A team of engineers from Shropshire’s specialist orthopaedic hospital have been recognised with a prestigious, industry award.
The Orthotic Research and Locomotor Assessment Unit (ORLAU) at The Robert Jones and Agnes Hunt Orthopaedic Hospital, in partnership with Ricoh 3D, were announced as the winners of the Healthcare Application Award at a glittering ceremony for the TCT Awards.
Ricoh 3D is a Telford-based business which specialises in 3D printing services and manufacturing solutions, to support taking its clients from design to prototype and then production.
The team won the award for their work to update an old-fashioned knee alignment device which had become expensive to source, repair and replace.
The new device, which is used in the Gait Lab in ORLAU where the walking gait and movement of patients is analysed, was designed specifically through 3D printing and has new and improved features to support performance for both clinicians and patients.
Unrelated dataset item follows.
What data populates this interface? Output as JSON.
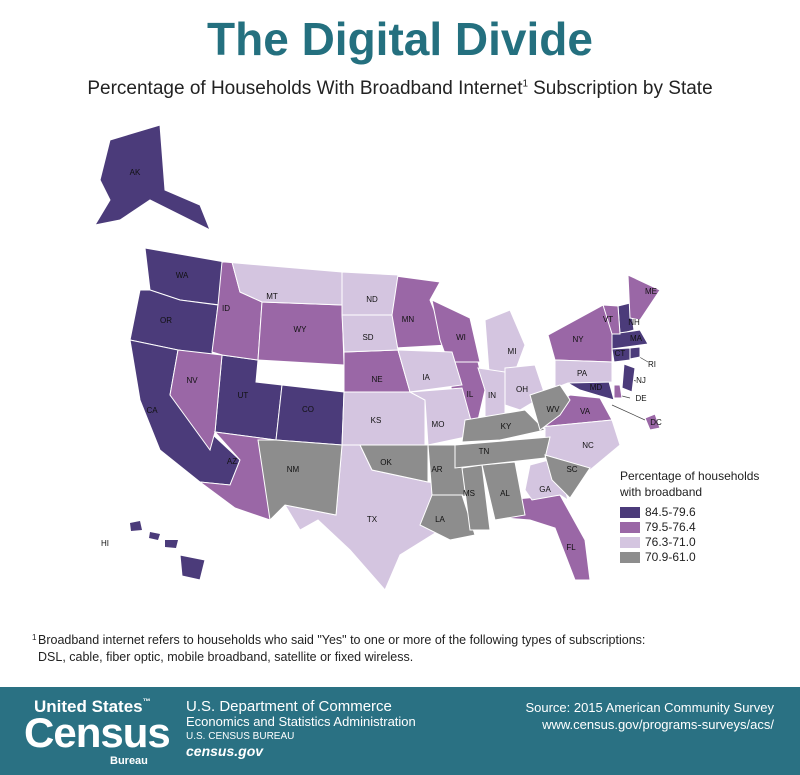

Sam Oliver, Clinical Engineer and Designer at the Oswestry-based hospital, described this project as resetting the clinical mindset to give other NHS hospitals the confidence in 3D printing as the primary method of manufacture.
He said: “Patient care is always our priority, but this improved design is not only more effective, it is cheaper and quicker to manufacture.
“This whole process has really shone a spotlight on the key that 3D printing technologies hold, when unlocking the next generation of innovations.
“We are thrilled to see the project recognised in this way and look forward to continuing our working partnership with the team at Ricoh 3D.”
The TCT Awards aims to celebrate the technology, innovations, and application developments within the 3D printing community.
Mark Dickin, Additive Manufacturing and Moulding Engineering Manager at Ricoh, said: “It’s been great to showcase the fantastic work we’ve done with the ORLAU team, and I am thrilled with the award win.
“Working in partnership with customers like RJAH is producing some incredible technical innovations and our talented team of material specialists and design engineers really are equipped to take on any challenge.
“The versatility and potential of 3D really is limitless, and we are thrilled that we have been able to make a real difference to the lives of patients with our knowledge and skill in this technology.”
Pictured [hi-res copy attached]: Sam Oliver, Clinical Engineer and Designer, with the device.